Jesus did not suffer for my sins in Gethsemane. He bore my sins on the cross. Jesus was at once both priest and victim.
that we, having died to sins,
“That” introduces a purpose clause. 
“Died” is literally to be away from. It comes from two words: from and to become. “From” signifies separation. “Died” means to cease with a complete and abrupt change. This is a rare word. It means to cease to exist, to go out of being. Jesus separated us from our sins.
Some translate this word “to die,” but this is inexact. Literally, it means “having become off with respect to sins.” This means that Jesus disconnected us from our sins. This disconnection is the believer’s attitude toward sin because of what it took to pay for sin – the death of Jesus on the cross.

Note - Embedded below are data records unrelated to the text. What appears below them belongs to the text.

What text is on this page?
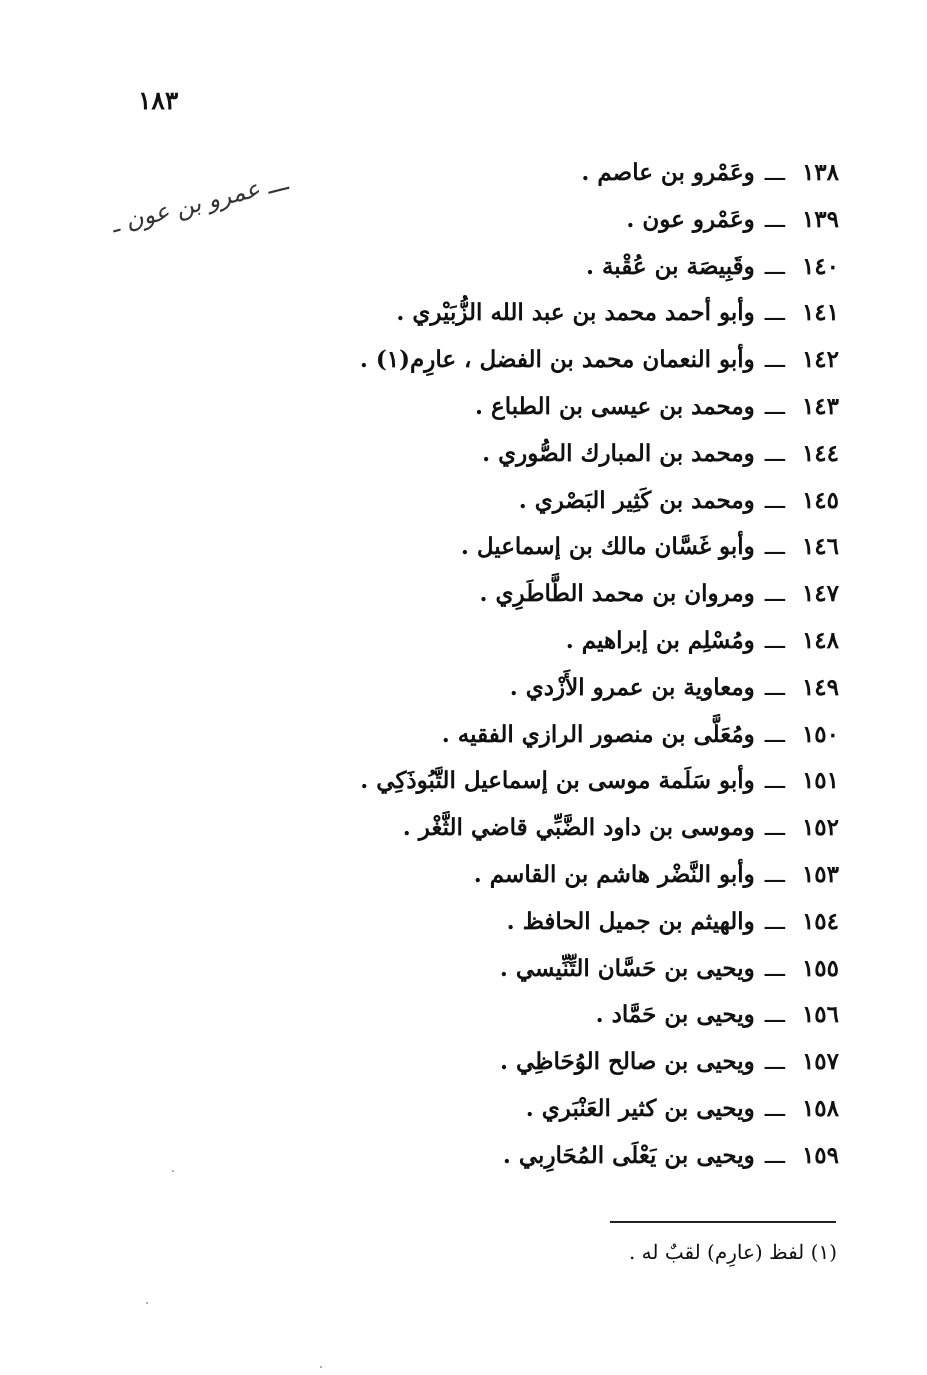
١٨٣
ـــ عمرو بن عون ـ	١٣٨
ـــ
وعَمْرو بن عاصم .
١٣٩
ـــ
وعَمْرو عون .
١٤٠
ـــ
وقَبِيصَة بن عُقْبة .
١٤١
ـــ
وأبو أحمد محمد بن عبد الله الزُّبَيْري .
١٤٢
ـــ
وأبو النعمان محمد بن الفضل ، عارِم(١) .
١٤٣
ـــ
ومحمد بن عيسى بن الطباع .
١٤٤
ـــ
ومحمد بن المبارك الصُّوري .
١٤٥
ـــ
ومحمد بن كَثِير البَصْري .
١٤٦
ـــ
وأبو غَسَّان مالك بن إسماعيل .
١٤٧
ـــ
ومروان بن محمد الطَّاطَرِي .
١٤٨
ـــ
ومُسْلِم بن إبراهيم .
١٤٩
ـــ
ومعاوية بن عمرو الأَزْدي .
١٥٠
ـــ
ومُعَلَّى بن منصور الرازي الفقيه .
١٥١
ـــ
وأبو سَلَمة موسى بن إسماعيل التَّبُوذَكِي .
١٥٢
ـــ
وموسى بن داود الضَّبِّي قاضي الثَّغْر .
١٥٣
ـــ
وأبو النَّضْر هاشم بن القاسم .
١٥٤
ـــ
والهيثم بن جميل الحافظ .
١٥٥
ـــ
ويحيى بن حَسَّان التِّنِّيسي .
١٥٦
ـــ
ويحيى بن حَمَّاد .
١٥٧
ـــ
ويحيى بن صالح الوُحَاظِي .
١٥٨
ـــ
ويحيى بن كثير العَنْبَري .
١٥٩
ـــ
ويحيى بن يَعْلَى المُحَارِبي .
(١) لفظ (عارِم) لقبٌ له .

Therefore, “died” connotes having become off with respect to sins. This speaks of the action of God in breaking the power of sinful nature. We need not be slaves to sin. Classical Greek renders this word “depart.” We have ceased from sins positionally (cf. Rom 6:1-23, esp. vv. 2, 10f). Christ died for all our sins. This is God’s action in breaking the sin capacity’s power when we place faith in Christ. From now on, we do not need to be a slave to sin (Rom 6:10). 
Before we became Christians, we were dead in sin; now, we are dead to sins.
God broke off the power of the sin capacity at the point of faith in Christ’s work on the cross. This means that sin does not have to control us. He forgives us of our sins when we confess them. Since our sins have already been judged when Jesus hung on the cross, the Father is faithful and just to forgive us our sins and to cleanse us from all unrighteousness. There is a disconnection from sin. There we can live unto righteousness. So God identifies us with Christ as he hung upon the cross. 
In God’s sight, he reckons us as being so identified with our Lord that what he predicates of him is also true of us. We died in his death. We were raised in his resurrection. We seated with him when we ascended in glory. God views us as perpetually dead to every appeal that comes from the flesh. 
In God’s reckoning, when Christ died, I died. This is a truth we cannot feel or smell. We hear it and believe it. We think God’s thoughts after him. God identifies us with Jesus as he hung on the cross. His life becomes our life. His righteousness becomes our righteousness. This is positional truth. His sonship becomes our sonship. God identifies us with Jesus Christ as he hung on the cross. We stopped sinning in God’s eyes. We died to sin.